Palliative care is focused on the relief of symptoms with a goal to improve the quality of the individual’s life.
Wounds often are associated with symptoms that require attention in order to improve the quality of life. Wounds can be painful, produce odors that are embarrassing to the resident, and lead to infection that is dangerous not only to the resident but also to caregivers and family members.

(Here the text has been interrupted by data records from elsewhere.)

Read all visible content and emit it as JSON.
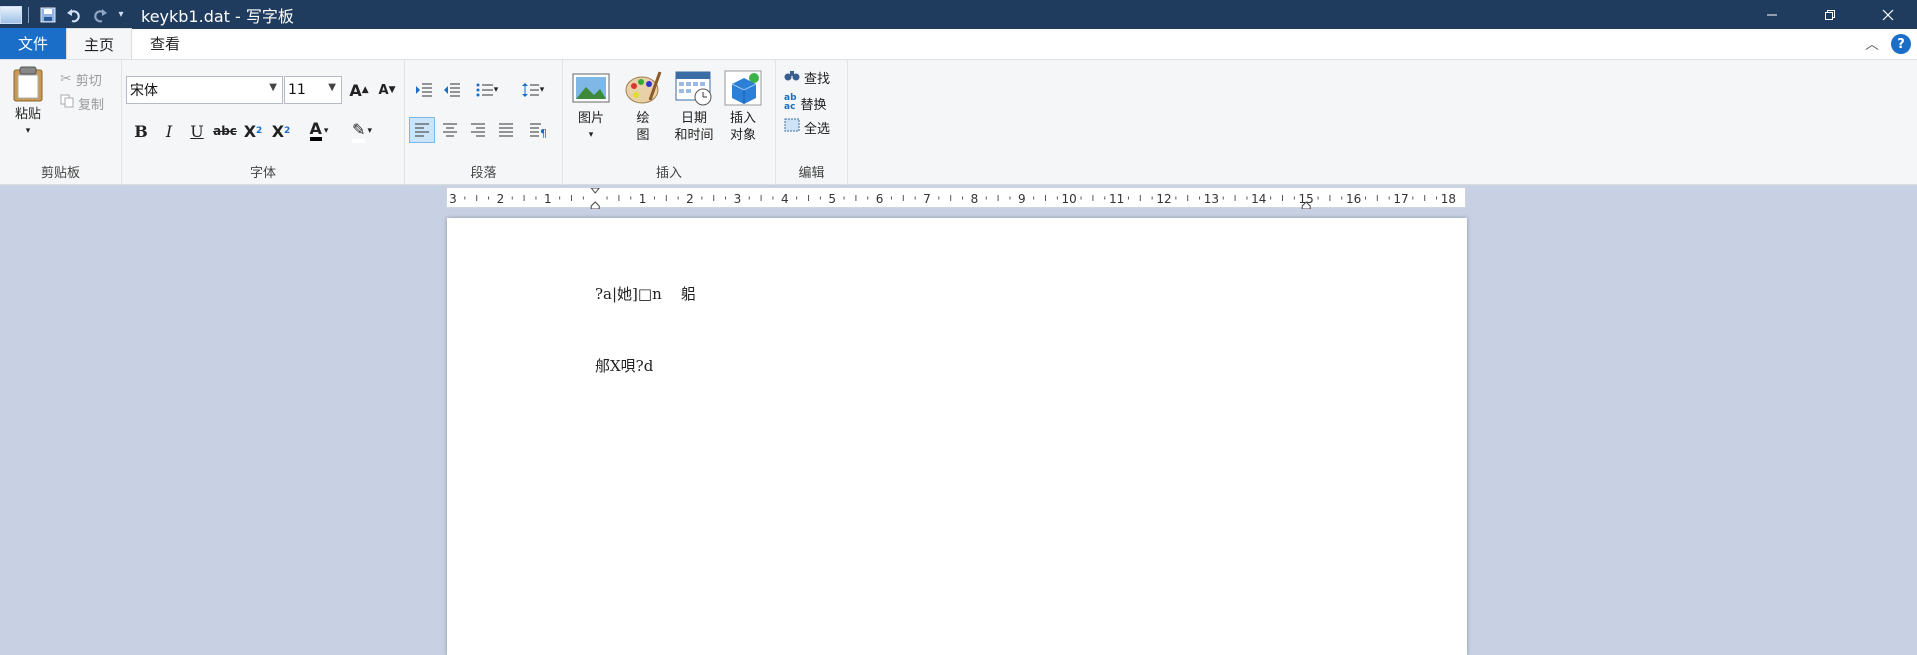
{
  "window": {
    "title": "keykb1.dat - 写字板"
  },
  "tabs": [
    {
      "label": "文件"
    },
    {
      "label": "主页"
    },
    {
      "label": "查看"
    }
  ],
  "help": {
    "label": "?"
  },
  "ribbon": {
    "clipboard": {
      "label": "剪贴板",
      "paste": "粘贴",
      "cut": "剪切",
      "copy": "复制"
    },
    "font": {
      "label": "字体",
      "family": "宋体",
      "size": "11"
    },
    "paragraph": {
      "label": "段落"
    },
    "insert": {
      "label": "插入",
      "picture": "图片",
      "paint_line1": "绘",
      "paint_line2": "图",
      "datetime_line1": "日期",
      "datetime_line2": "和时间",
      "object_line1": "插入",
      "object_line2": "对象"
    },
    "editing": {
      "label": "编辑",
      "find": "查找",
      "replace": "替换",
      "select_all": "全选"
    }
  },
  "ruler": {
    "labels": [
      "3",
      "2",
      "1",
      "",
      "1",
      "2",
      "3",
      "4",
      "5",
      "6",
      "7",
      "8",
      "9",
      "10",
      "11",
      "12",
      "13",
      "14",
      "15",
      "16",
      "17",
      "18"
    ]
  },
  "document": {
    "lines": [
      "?a|她]□n    躳",
      "郍X唄?d"
    ]
  },
  "colors": {
    "titlebar": "#1f3b5e",
    "file_tab": "#1a6ec7",
    "workspace": "#c7d1e3"
  }
}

Attention to these wounds is imperative to attain the goals of quality of life, focused on pain relief and dignity.
Holistic assessments are essential. Wound assessment includes the resident’s diagnosis and the life expectancy. The type of wound is important information to include along with the clinical appearance.
The major difference in wound care for a resident receiving palliative care is how often to measure wounds. According to the NPUAP, since wounds are routinely measured to assess healing, and healing is seldom an outcome or goal for persons that have chosen to receive palliative, end-of-life care, there is no purpose for frequent wound measurements.
Based on the resident’s condition, include documentation related to the resident’s response when the wound is measured. Include specific wound measurement intervals in the plan of care. If the measuring procedure introduces a painful experience or if the resident is near the end of life, noting this in the medical record and foregoing the wound measurement wound allow comfort and quality time.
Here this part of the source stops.